Dr. Yossi Beilin is a veteran Israeli politician who has served in multiple ministerial positions representing the Labor and Meretz parties.

What comes after the Ministry of Loneliness?

It is not yet April Fool's Day, so I took reports that British Prime Minister Theresa May has decided to appoint a "minister of loneliness" seriously.

The background to the story is sad: Labour MP Jo Cox, who was murdered a year and a half ago by a radical right-winger, had devoted a lot of time to the issue of loneliness in the modern era. The Jo Cox Commission on Loneliness recently submitted its report and conclusions, and recommended that the government establish a ministry to address the issue of loneliness and social isolation.

May took the recommendation and said that in a poll on the issue, 9 million Britons described themselves as "lonely." May called loneliness the hidden disease of our time and decided to put the country's former undersecretary for sport, Tracey Crouch, in charge of the issue of loneliness.
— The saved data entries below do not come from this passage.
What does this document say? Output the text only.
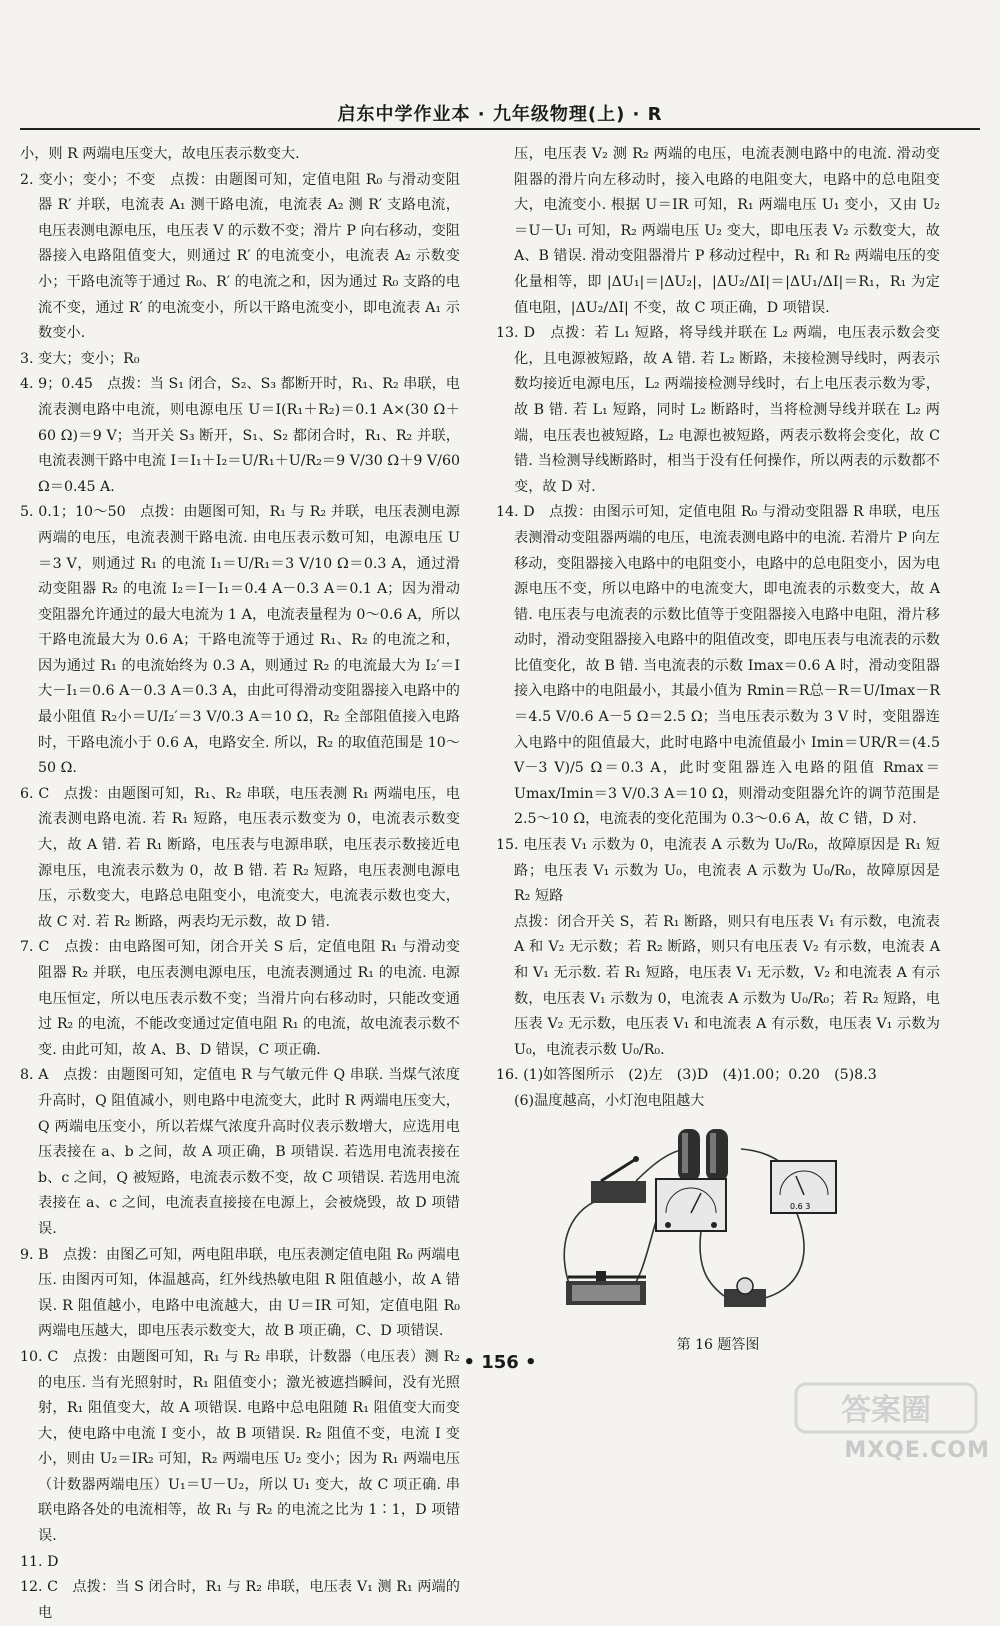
启东中学作业本 · 九年级物理(上) · R

小，则 R 两端电压变大，故电压表示数变大.

2. 变小；变小；不变　点拨：由题图可知，定值电阻 R₀ 与滑动变阻器 R′ 并联，电流表 A₁ 测干路电流，电流表 A₂ 测 R′ 支路电流，电压表测电源电压，电压表 V 的示数不变；滑片 P 向右移动，变阻器接入电路阻值变大，则通过 R′ 的电流变小，电流表 A₂ 示数变小；干路电流等于通过 R₀、R′ 的电流之和，因为通过 R₀ 支路的电流不变，通过 R′ 的电流变小，所以干路电流变小，即电流表 A₁ 示数变小.

3. 变大；变小；R₀

4. 9；0.45　点拨：当 S₁ 闭合，S₂、S₃ 都断开时，R₁、R₂ 串联，电流表测电路中电流，则电源电压 U＝I(R₁＋R₂)＝0.1 A×(30 Ω＋60 Ω)＝9 V；当开关 S₃ 断开，S₁、S₂ 都闭合时，R₁、R₂ 并联，电流表测干路中电流 I＝I₁＋I₂＝U/R₁＋U/R₂＝9 V/30 Ω＋9 V/60 Ω＝0.45 A.

5. 0.1；10～50　点拨：由题图可知，R₁ 与 R₂ 并联，电压表测电源两端的电压，电流表测干路电流. 由电压表示数可知，电源电压 U＝3 V，则通过 R₁ 的电流 I₁＝U/R₁＝3 V/10 Ω＝0.3 A，通过滑动变阻器 R₂ 的电流 I₂＝I－I₁＝0.4 A－0.3 A＝0.1 A；因为滑动变阻器允许通过的最大电流为 1 A，电流表量程为 0～0.6 A，所以干路电流最大为 0.6 A；干路电流等于通过 R₁、R₂ 的电流之和，因为通过 R₁ 的电流始终为 0.3 A，则通过 R₂ 的电流最大为 I₂′＝I大－I₁＝0.6 A－0.3 A＝0.3 A，由此可得滑动变阻器接入电路中的最小阻值 R₂小＝U/I₂′＝3 V/0.3 A＝10 Ω，R₂ 全部阻值接入电路时，干路电流小于 0.6 A，电路安全. 所以，R₂ 的取值范围是 10～50 Ω.

6. C　点拨：由题图可知，R₁、R₂ 串联，电压表测 R₁ 两端电压，电流表测电路电流. 若 R₁ 短路，电压表示数变为 0，电流表示数变大，故 A 错. 若 R₁ 断路，电压表与电源串联，电压表示数接近电源电压，电流表示数为 0，故 B 错. 若 R₂ 短路，电压表测电源电压，示数变大，电路总电阻变小，电流变大，电流表示数也变大，故 C 对. 若 R₂ 断路，两表均无示数，故 D 错.

7. C　点拨：由电路图可知，闭合开关 S 后，定值电阻 R₁ 与滑动变阻器 R₂ 并联，电压表测电源电压，电流表测通过 R₁ 的电流. 电源电压恒定，所以电压表示数不变；当滑片向右移动时，只能改变通过 R₂ 的电流，不能改变通过定值电阻 R₁ 的电流，故电流表示数不变. 由此可知，故 A、B、D 错误，C 项正确.

8. A　点拨：由题图可知，定值电 R 与气敏元件 Q 串联. 当煤气浓度升高时，Q 阻值减小，则电路中电流变大，此时 R 两端电压变大，Q 两端电压变小，所以若煤气浓度升高时仪表示数增大，应选用电压表接在 a、b 之间，故 A 项正确，B 项错误. 若选用电流表接在 b、c 之间，Q 被短路，电流表示数不变，故 C 项错误. 若选用电流表接在 a、c 之间，电流表直接接在电源上，会被烧毁，故 D 项错误.

9. B　点拨：由图乙可知，两电阻串联，电压表测定值电阻 R₀ 两端电压. 由图丙可知，体温越高，红外线热敏电阻 R 阻值越小，故 A 错误. R 阻值越小，电路中电流越大，由 U＝IR 可知，定值电阻 R₀ 两端电压越大，即电压表示数变大，故 B 项正确，C、D 项错误.

10. C　点拨：由题图可知，R₁ 与 R₂ 串联，计数器（电压表）测 R₂ 的电压. 当有光照射时，R₁ 阻值变小；激光被遮挡瞬间，没有光照射，R₁ 阻值变大，故 A 项错误. 电路中总电阻随 R₁ 阻值变大而变大，使电路中电流 I 变小，故 B 项错误. R₂ 阻值不变，电流 I 变小，则由 U₂＝IR₂ 可知，R₂ 两端电压 U₂ 变小；因为 R₁ 两端电压（计数器两端电压）U₁＝U－U₂，所以 U₁ 变大，故 C 项正确. 串联电路各处的电流相等，故 R₁ 与 R₂ 的电流之比为 1∶1，D 项错误.

11. D

12. C　点拨：当 S 闭合时，R₁ 与 R₂ 串联，电压表 V₁ 测 R₁ 两端的电

压，电压表 V₂ 测 R₂ 两端的电压，电流表测电路中的电流. 滑动变阻器的滑片向左移动时，接入电路的电阻变大，电路中的总电阻变大，电流变小. 根据 U＝IR 可知，R₁ 两端电压 U₁ 变小，又由 U₂＝U－U₁ 可知，R₂ 两端电压 U₂ 变大，即电压表 V₂ 示数变大，故 A、B 错误. 滑动变阻器滑片 P 移动过程中，R₁ 和 R₂ 两端电压的变化量相等，即 |ΔU₁|＝|ΔU₂|，|ΔU₂/ΔI|＝|ΔU₁/ΔI|＝R₁，R₁ 为定值电阻，|ΔU₂/ΔI| 不变，故 C 项正确，D 项错误.

13. D　点拨：若 L₁ 短路，将导线并联在 L₂ 两端，电压表示数会变化，且电源被短路，故 A 错. 若 L₂ 断路，未接检测导线时，两表示数均接近电源电压，L₂ 两端接检测导线时，右上电压表示数为零，故 B 错. 若 L₁ 短路，同时 L₂ 断路时，当将检测导线并联在 L₂ 两端，电压表也被短路，L₂ 电源也被短路，两表示数将会变化，故 C 错. 当检测导线断路时，相当于没有任何操作，所以两表的示数都不变，故 D 对.

14. D　点拨：由图示可知，定值电阻 R₀ 与滑动变阻器 R 串联，电压表测滑动变阻器两端的电压，电流表测电路中的电流. 若滑片 P 向左移动，变阻器接入电路中的电阻变小，电路中的总电阻变小，因为电源电压不变，所以电路中的电流变大，即电流表的示数变大，故 A 错. 电压表与电流表的示数比值等于变阻器接入电路中电阻，滑片移动时，滑动变阻器接入电路中的阻值改变，即电压表与电流表的示数比值变化，故 B 错. 当电流表的示数 Imax＝0.6 A 时，滑动变阻器接入电路中的电阻最小，其最小值为 Rmin＝R总－R＝U/Imax－R＝4.5 V/0.6 A－5 Ω＝2.5 Ω；当电压表示数为 3 V 时，变阻器连入电路中的阻值最大，此时电路中电流值最小 Imin＝UR/R＝(4.5 V－3 V)/5 Ω＝0.3 A，此时变阻器连入电路的阻值 Rmax＝Umax/Imin＝3 V/0.3 A＝10 Ω，则滑动变阻器允许的调节范围是 2.5～10 Ω，电流表的变化范围为 0.3～0.6 A，故 C 错，D 对.

15. 电压表 V₁ 示数为 0，电流表 A 示数为 U₀/R₀，故障原因是 R₁ 短路；电压表 V₁ 示数为 U₀，电流表 A 示数为 U₀/R₀，故障原因是 R₂ 短路

点拨：闭合开关 S，若 R₁ 断路，则只有电压表 V₁ 有示数，电流表 A 和 V₂ 无示数；若 R₂ 断路，则只有电压表 V₂ 有示数，电流表 A 和 V₁ 无示数. 若 R₁ 短路，电压表 V₁ 无示数，V₂ 和电流表 A 有示数，电压表 V₁ 示数为 0，电流表 A 示数为 U₀/R₀；若 R₂ 短路，电压表 V₂ 无示数，电压表 V₁ 和电流表 A 有示数，电压表 V₁ 示数为 U₀，电流表示数 U₀/R₀.

16. (1)如答图所示　(2)左　(3)D　(4)1.00；0.20　(5)8.3

(6)温度越高，小灯泡电阻越大

0.6 3
第 16 题答图
• 156 •
答案圈
MXQE.COM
There are regimes that establish mood ministries – for national morale, for example. But Britain, even after the Brexit vote, isn't one of them. There is something Orwellian about the establishment of a "ministry of loneliness." If the lonely become happy, the country could found ministries of frustration, sadness, or indignation. Government institutions will address all these phenomena and suggest solutions so that the people of the nation will be happy and conduct themselves like disciplined, satisfied citizens. Chilling.
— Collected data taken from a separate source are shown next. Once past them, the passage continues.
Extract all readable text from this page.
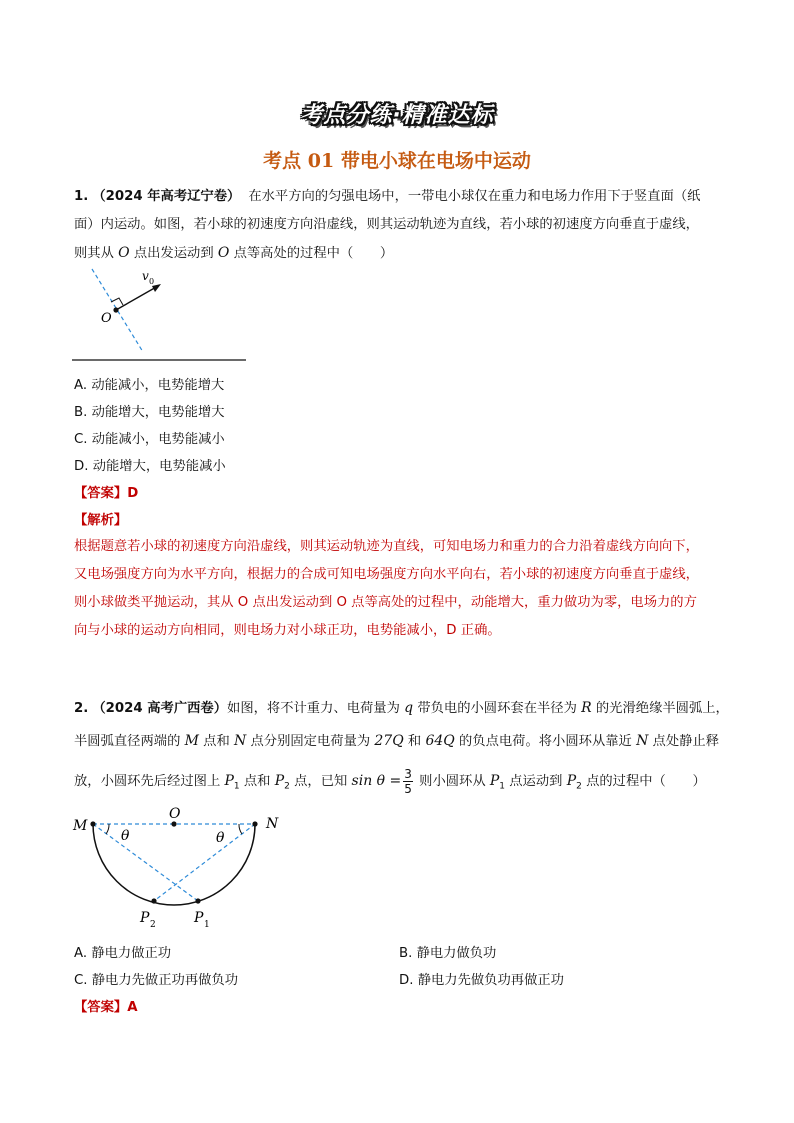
考点分练·精准达标
考点 01 带电小球在电场中运动
1. （2024 年高考辽宁卷） 在水平方向的匀强电场中，一带电小球仅在重力和电场力作用下于竖直面（纸
面）内运动。如图，若小球的初速度方向沿虚线，则其运动轨迹为直线，若小球的初速度方向垂直于虚线，
则其从 O 点出发运动到 O 点等高处的过程中（　　）
O
v 0
A. 动能减小，电势能增大
B. 动能增大，电势能增大
C. 动能减小，电势能减小
D. 动能增大，电势能减小
【答案】D
【解析】
根据题意若小球的初速度方向沿虚线，则其运动轨迹为直线，可知电场力和重力的合力沿着虚线方向向下，
又电场强度方向为水平方向，根据力的合成可知电场强度方向水平向右，若小球的初速度方向垂直于虚线，
则小球做类平抛运动，其从 O 点出发运动到 O 点等高处的过程中，动能增大，重力做功为零，电场力的方
向与小球的运动方向相同，则电场力对小球正功，电势能减小，D 正确。
2. （2024 高考广西卷）如图，将不计重力、电荷量为 q 带负电的小圆环套在半径为 R 的光滑绝缘半圆弧上，
半圆弧直径两端的 M 点和 N 点分别固定电荷量为 27Q 和 64Q 的负点电荷。将小圆环从靠近 N 点处静止释
放，小圆环先后经过图上 $P_1$ 点和 $P_2$ 点，已知 $\sin \theta = \frac{3}{5}$ 则小圆环从 $P_1$ 点运动到 $P_2$ 点的过程中（　　）
M	N
O
θ	θ
P 2	P 1
A. 静电力做正功	B. 静电力做负功
C. 静电力先做正功再做负功	D. 静电力先做负功再做正功
【答案】A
Loneliness cannot be measured like a disability, loss of the ability to work, weight gain, or mental illness. It is a feeling, and it is not restricted to people who live on their own. Some people rise to the top of the systems in which they are active (politics, the military, law, media) and complain about the loneliness of being at the top. People with small families and people with large families feel loneliness. Sometimes a person who is surrounded by loved ones and appears to have every reason in the world to be happy will speak of being lonely. What can a government ministry do for them?

I'm not suggesting that we ignore the problem, and certainly not trying to play it down, but I am convinced that this is exactly why we have the civil sector. If governments want to fund the activity of organizations in this sector to combat loneliness, that might be the right thing to do. The civil sector knows how to handle problems that government doesn't, and that's why it exists. Before the "ministry of loneliness" sets up divisions for loneliness among the young, the elderly, the sick, and the healthy, and before people are appointed who will then do everything in their power to justify their positions, and before people forget why the ministry was established in the first place and whoever is in charge has to fight to increase or maintain its budget, the May administration should think about a more effective way of honoring the murdered MP Jo Cox, to whom the battle against loneliness was so important.